Data Science and Engineering (Sep 2019)

# Selectivity Estimation on Set Containment Search

• Yang Yang,
• Wenjie Zhang,
• Ying Zhang,
• Xuemin Lin,
• Liping Wang

DOI
https://doi.org/10.1007/s41019-019-00104-1
Journal volume & issue
Vol. 4, no. 3
pp. 254 – 268

## Abstract

Abstract In this paper, we study the problem of selectivity estimation on set containment search.
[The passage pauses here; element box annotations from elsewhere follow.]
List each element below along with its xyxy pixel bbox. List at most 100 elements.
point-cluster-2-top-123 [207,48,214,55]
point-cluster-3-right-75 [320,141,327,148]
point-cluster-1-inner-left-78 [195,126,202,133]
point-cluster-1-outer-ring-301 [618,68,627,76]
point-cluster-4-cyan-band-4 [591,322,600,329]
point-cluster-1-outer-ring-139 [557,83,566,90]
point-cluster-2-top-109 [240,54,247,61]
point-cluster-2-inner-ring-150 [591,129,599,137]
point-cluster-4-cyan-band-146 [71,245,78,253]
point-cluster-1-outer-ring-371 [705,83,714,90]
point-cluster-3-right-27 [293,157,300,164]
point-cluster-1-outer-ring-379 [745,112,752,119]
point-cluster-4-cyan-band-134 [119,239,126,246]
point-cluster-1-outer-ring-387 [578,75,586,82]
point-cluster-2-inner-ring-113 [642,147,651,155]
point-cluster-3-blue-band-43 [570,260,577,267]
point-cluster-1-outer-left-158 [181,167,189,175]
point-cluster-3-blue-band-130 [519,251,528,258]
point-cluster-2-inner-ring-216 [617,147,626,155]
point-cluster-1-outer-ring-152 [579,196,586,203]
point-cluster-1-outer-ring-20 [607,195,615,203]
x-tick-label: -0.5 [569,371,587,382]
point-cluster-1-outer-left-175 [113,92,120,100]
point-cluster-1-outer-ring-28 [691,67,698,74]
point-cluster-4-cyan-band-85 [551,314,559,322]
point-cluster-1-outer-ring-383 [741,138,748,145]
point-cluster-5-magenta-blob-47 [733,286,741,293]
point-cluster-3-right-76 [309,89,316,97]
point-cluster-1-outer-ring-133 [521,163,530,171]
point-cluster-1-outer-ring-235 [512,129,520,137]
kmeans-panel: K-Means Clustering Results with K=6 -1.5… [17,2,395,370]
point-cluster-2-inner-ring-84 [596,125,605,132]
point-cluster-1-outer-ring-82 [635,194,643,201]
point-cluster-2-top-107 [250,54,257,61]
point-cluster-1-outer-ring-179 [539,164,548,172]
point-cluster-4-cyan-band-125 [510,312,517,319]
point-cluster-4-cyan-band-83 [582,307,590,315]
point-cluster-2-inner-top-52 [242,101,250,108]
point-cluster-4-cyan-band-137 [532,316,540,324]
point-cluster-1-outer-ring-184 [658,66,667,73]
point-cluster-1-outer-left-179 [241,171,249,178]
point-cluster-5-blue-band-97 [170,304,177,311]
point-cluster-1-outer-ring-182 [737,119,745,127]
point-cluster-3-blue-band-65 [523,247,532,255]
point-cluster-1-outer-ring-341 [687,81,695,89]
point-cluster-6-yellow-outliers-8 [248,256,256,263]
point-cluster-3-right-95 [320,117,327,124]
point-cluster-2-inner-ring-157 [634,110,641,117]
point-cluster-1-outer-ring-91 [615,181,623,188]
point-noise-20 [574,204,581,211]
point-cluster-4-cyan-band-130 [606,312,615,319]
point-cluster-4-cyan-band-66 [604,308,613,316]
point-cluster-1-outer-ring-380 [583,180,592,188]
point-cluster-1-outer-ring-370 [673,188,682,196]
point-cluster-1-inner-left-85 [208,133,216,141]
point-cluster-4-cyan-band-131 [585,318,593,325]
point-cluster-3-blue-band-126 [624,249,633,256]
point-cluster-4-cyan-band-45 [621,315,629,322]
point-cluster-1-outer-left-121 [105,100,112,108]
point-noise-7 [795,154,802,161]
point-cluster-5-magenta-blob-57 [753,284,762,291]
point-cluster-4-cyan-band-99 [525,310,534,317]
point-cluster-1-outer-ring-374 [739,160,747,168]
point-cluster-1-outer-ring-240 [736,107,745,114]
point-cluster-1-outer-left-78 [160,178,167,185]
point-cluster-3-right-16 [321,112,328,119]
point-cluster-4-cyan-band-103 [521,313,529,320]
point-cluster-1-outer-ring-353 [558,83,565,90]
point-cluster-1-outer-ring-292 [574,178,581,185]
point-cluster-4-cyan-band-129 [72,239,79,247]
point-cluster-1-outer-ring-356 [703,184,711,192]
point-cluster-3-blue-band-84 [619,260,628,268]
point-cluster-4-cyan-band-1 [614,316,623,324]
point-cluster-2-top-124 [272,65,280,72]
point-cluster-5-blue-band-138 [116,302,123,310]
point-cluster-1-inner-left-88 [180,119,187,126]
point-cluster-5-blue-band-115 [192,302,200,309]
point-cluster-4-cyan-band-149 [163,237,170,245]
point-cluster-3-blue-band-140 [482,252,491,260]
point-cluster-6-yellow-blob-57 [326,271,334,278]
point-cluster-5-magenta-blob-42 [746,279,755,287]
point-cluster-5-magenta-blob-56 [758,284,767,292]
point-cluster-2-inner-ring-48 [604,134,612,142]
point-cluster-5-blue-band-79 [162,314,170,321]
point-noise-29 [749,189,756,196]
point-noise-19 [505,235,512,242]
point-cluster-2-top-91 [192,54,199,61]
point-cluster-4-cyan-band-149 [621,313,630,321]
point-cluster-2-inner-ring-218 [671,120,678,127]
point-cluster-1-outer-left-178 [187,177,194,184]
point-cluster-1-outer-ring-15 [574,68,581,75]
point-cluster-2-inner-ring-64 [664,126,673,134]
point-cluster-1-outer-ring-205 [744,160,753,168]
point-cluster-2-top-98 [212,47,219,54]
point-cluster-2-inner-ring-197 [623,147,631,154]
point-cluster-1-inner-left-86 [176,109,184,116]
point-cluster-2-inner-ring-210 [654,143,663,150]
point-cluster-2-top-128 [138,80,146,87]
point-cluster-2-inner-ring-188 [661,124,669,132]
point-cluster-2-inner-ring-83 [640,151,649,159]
Given a query record Q and a record dataset $${\mathcal {S}}$$ S , we aim to accurately and efficiently estimate the selectivity of set containment search of query Q over $${\mathcal {S}}$$ S . We first extend existing distinct value estimating techniques to solve this problem and develop an inverted list and G-KMV sketch-based approach IL-GKMV. We analyze that the performance of IL-GKMV degrades with the increase in vocabulary size. Motivated by limitations of existing techniques and the inherent challenges of the problem, we resort to developing effective and efficient sampling approaches and propose an ordered trie structure-based sampling approach named OT-Sampling. OT-Sampling partitions records based on element frequency and occurrence patterns and is significantly more accurate compared with simple random sampling method and IL-GKMV. To further enhance the performance, a divide-and-conquer-based sampling approach, DC-Sampling, is presented with an inclusion/exclusion prefix to explore the pruning opportunities. Meanwhile, we consider weighted set containment selectivity estimation and devise stratified random sampling approach named StrRS. We theoretically analyze the proposed techniques regarding various accuracy estimators. Our comprehensive experiments on nine real datasets verify the effectiveness and efficiency of our proposed techniques.